Taking in all Merion has to offer, one drawing at a time

HAVERFORD - At a golf tournament that bars cameras and phones, Max Mason was better equipped than most to capture images of the first round at Merion.

Armed with a pencil and sketchbook, the artist best known for his baseball-themed murals at Citizens Bank Park was working briskly to knock out drawings of all 18 holes on the East course Thursday.

“I got here at 6 a.m. and so far I’ve done holes one through nine,” Mason said while standing with his tools on a hillside high above the ninth green a little after 1 p.m. “I play golf, and I’ve played Merion West, but I have never been to a golf tournament before and have never really (sketched or painted) golf before.”

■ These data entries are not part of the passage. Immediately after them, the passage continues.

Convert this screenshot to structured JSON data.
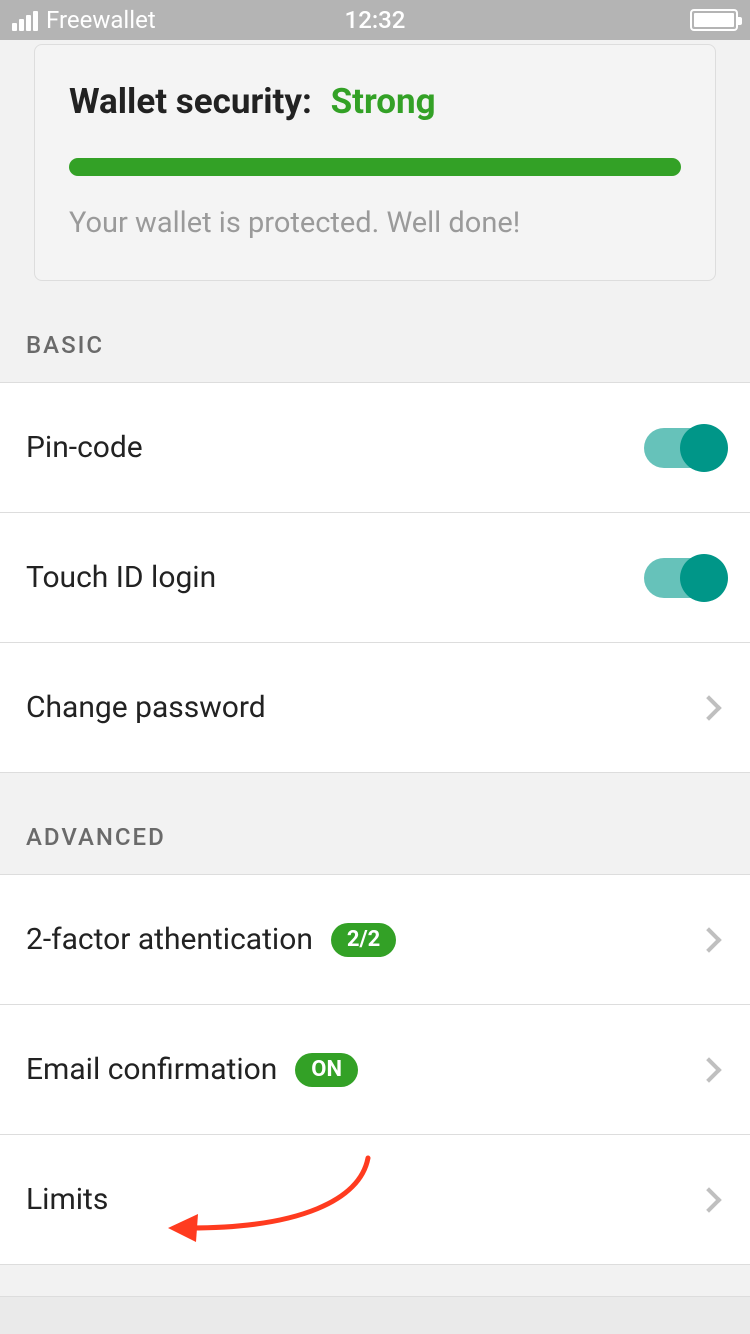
{
  "status_bar": {
    "carrier": "Freewallet",
    "time": "12:32"
  },
  "security_card": {
    "title": "Wallet security:",
    "status": "Strong",
    "subtitle": "Your wallet is protected. Well done!",
    "progress_color": "#33a126"
  },
  "sections": {
    "basic": {
      "header": "BASIC",
      "rows": {
        "pin_code": {
          "label": "Pin-code",
          "toggle_on": true
        },
        "touch_id": {
          "label": "Touch ID login",
          "toggle_on": true
        },
        "change_password": {
          "label": "Change password"
        }
      }
    },
    "advanced": {
      "header": "ADVANCED",
      "rows": {
        "two_factor": {
          "label": "2-factor athentication",
          "badge": "2/2"
        },
        "email_confirmation": {
          "label": "Email confirmation",
          "badge": "ON"
        },
        "limits": {
          "label": "Limits"
        }
      }
    }
  }
}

A resident of the Wynnewood section of Lower Merion Township, Mason road his bike to U.S. Open, parking at Haverford College.

“I’ve had a great time,” he said. “Walking around a golf tournament kind of feels like you’re walking onto a sports field and right up to the athletes, which is awesome. You can also find a quiet spot like this where no one’s around.”

A graduate of Vassar College, Mason began painting baseball subjects as a graduate student at the University of Pennsylvania. His three 10’x30’ murals of Citizens Bank Park, Veterans Stadium and Connie Mack Stadium are featured at Harry the K’s beyond the left field seats at Citizens Bank Park.

Other Mason works are located in the Diamond Club behind home plate and Phillies front offices. He has also painted several murals for the Philadelphia Mural Arts Program.

“Right now, I’m working on something called The Baseball Project that has me painting all 30 Major League Baseball ballparks,” he said. “I’ve hit nine of them so far and I will be in Chicago in a week.”

Mason is represented by the Gross McCleaf Gallery in Philadelphia, where he has shown his landscape, still life and baseball paintings since 1985.